Initial clinical experience with dapagliflozin in addition to optimized medical therapy in paediatric heart failure patients

Aims

Dapagliflozin, a sodium-glucose cotransporter 2 (SGLT2) inhibitor, has shown clinical benefits in adults with heart failure (HF), improving cardiac function, reducing HF-related hospitalizations and enhancing survival rates. While extensively studied in adult HF, data on its efficacy and safety in paediatric HF patients remain limited. We aimed to evaluate the use of dapagliflozin in addition to optimized therapy in paediatric HF patients regarding safety, clinical outcomes and adverse events.

Methods and results

We conducted a single-centre retrospective analysis of 37 paediatric HF patients (median age 9.0 years, range 0.2–17.1 years) treated with dapagliflozin at our institution between April 2022 and February 2025. Clinical outcomes, left ventricular ejection fraction (LVEF), global longitudinal strain (GLS), NT-proBNP levels and estimated glomerular filtration rate (eGFR) were analysed at baseline, 3–6 months and the latest follow-up.
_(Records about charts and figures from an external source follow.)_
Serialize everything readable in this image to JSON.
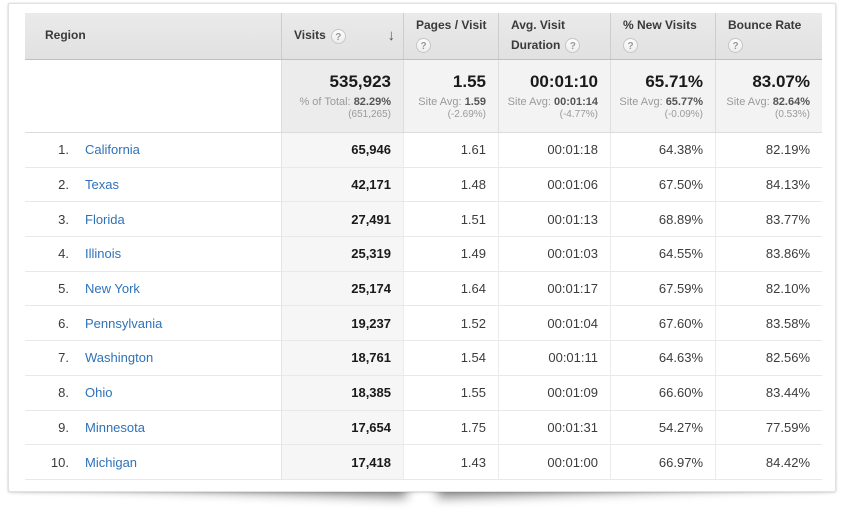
{
  "colors": {
    "link_blue": "#2f72b8",
    "header_bg": "#e5e5e5",
    "summary_bg": "#f3f3f3",
    "sorted_column_bg": "#f6f6f6"
  },
  "table": {
    "sorted_column": "Visits",
    "sort_direction": "descending",
    "sort_arrow_glyph": "↓",
    "help_glyph": "?",
    "columns": {
      "region": {
        "label": "Region"
      },
      "visits": {
        "label": "Visits"
      },
      "pages_per_visit": {
        "label": "Pages / Visit"
      },
      "avg_visit_duration": {
        "label_line1": "Avg. Visit",
        "label_line2": "Duration"
      },
      "pct_new_visits": {
        "label": "% New Visits"
      },
      "bounce_rate": {
        "label": "Bounce Rate"
      }
    },
    "summary": {
      "visits": {
        "value": "535,923",
        "sub_label": "% of Total:",
        "sub_value": "82.29%",
        "sub_paren": "(651,265)"
      },
      "pages_per_visit": {
        "value": "1.55",
        "sub_label": "Site Avg:",
        "sub_value": "1.59",
        "sub_paren": "(-2.69%)"
      },
      "avg_visit_duration": {
        "value": "00:01:10",
        "sub_label": "Site Avg:",
        "sub_value": "00:01:14",
        "sub_paren": "(-4.77%)"
      },
      "pct_new_visits": {
        "value": "65.71%",
        "sub_label": "Site Avg:",
        "sub_value": "65.77%",
        "sub_paren": "(-0.09%)"
      },
      "bounce_rate": {
        "value": "83.07%",
        "sub_label": "Site Avg:",
        "sub_value": "82.64%",
        "sub_paren": "(0.53%)"
      }
    },
    "rows": [
      {
        "rank": "1.",
        "region": "California",
        "visits": "65,946",
        "pages_per_visit": "1.61",
        "avg_visit_duration": "00:01:18",
        "pct_new_visits": "64.38%",
        "bounce_rate": "82.19%"
      },
      {
        "rank": "2.",
        "region": "Texas",
        "visits": "42,171",
        "pages_per_visit": "1.48",
        "avg_visit_duration": "00:01:06",
        "pct_new_visits": "67.50%",
        "bounce_rate": "84.13%"
      },
      {
        "rank": "3.",
        "region": "Florida",
        "visits": "27,491",
        "pages_per_visit": "1.51",
        "avg_visit_duration": "00:01:13",
        "pct_new_visits": "68.89%",
        "bounce_rate": "83.77%"
      },
      {
        "rank": "4.",
        "region": "Illinois",
        "visits": "25,319",
        "pages_per_visit": "1.49",
        "avg_visit_duration": "00:01:03",
        "pct_new_visits": "64.55%",
        "bounce_rate": "83.86%"
      },
      {
        "rank": "5.",
        "region": "New York",
        "visits": "25,174",
        "pages_per_visit": "1.64",
        "avg_visit_duration": "00:01:17",
        "pct_new_visits": "67.59%",
        "bounce_rate": "82.10%"
      },
      {
        "rank": "6.",
        "region": "Pennsylvania",
        "visits": "19,237",
        "pages_per_visit": "1.52",
        "avg_visit_duration": "00:01:04",
        "pct_new_visits": "67.60%",
        "bounce_rate": "83.58%"
      },
      {
        "rank": "7.",
        "region": "Washington",
        "visits": "18,761",
        "pages_per_visit": "1.54",
        "avg_visit_duration": "00:01:11",
        "pct_new_visits": "64.63%",
        "bounce_rate": "82.56%"
      },
      {
        "rank": "8.",
        "region": "Ohio",
        "visits": "18,385",
        "pages_per_visit": "1.55",
        "avg_visit_duration": "00:01:09",
        "pct_new_visits": "66.60%",
        "bounce_rate": "83.44%"
      },
      {
        "rank": "9.",
        "region": "Minnesota",
        "visits": "17,654",
        "pages_per_visit": "1.75",
        "avg_visit_duration": "00:01:31",
        "pct_new_visits": "54.27%",
        "bounce_rate": "77.59%"
      },
      {
        "rank": "10.",
        "region": "Michigan",
        "visits": "17,418",
        "pages_per_visit": "1.43",
        "avg_visit_duration": "00:01:00",
        "pct_new_visits": "66.97%",
        "bounce_rate": "84.42%"
      }
    ]
  }
}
The most frequent diagnoses among paediatric HF patients treated with dapagliflozin were dilated cardiomyopathy (43.2%, 56% of those with acute myocarditis), heart transplant recipients (18.9%) and single ventricle heart defects (16.2%). The median duration of dapagliflozin treatment was 189 days (Q1, Q3: 381, 596). Dapagliflozin was well tolerated, with no severe adverse effects observed. During follow-up, four patients required ventricular assist device (VAD) implantation, five underwent heart transplantation and one patient died. In six patients, the VAD could be explanted due to myocardial recovery. Overall, LVEF significantly improved from 40% at baseline to 51% at 3–6 months and further to 57% at latest follow-up (P = 0.016). GLS significantly improved from −9.2% to −14.7% from baseline to latest follow-up (P = 0.023). Heart failure classification significantly improved from baseline to latest follow-up (P = 0.004). NT-proBNP levels decreased during follow-up, without reaching statistical significance.

Conclusions

Dapagliflozin in addition to optimized HF therapy was safe and well tolerated in paediatric HF patients, with improvements in functional class, left ventricular contractility and heart failure symptoms. The study's limitations, including its small sample size and retrospective design, highlight the need for larger, multicentre, prospective trials to confirm these findings.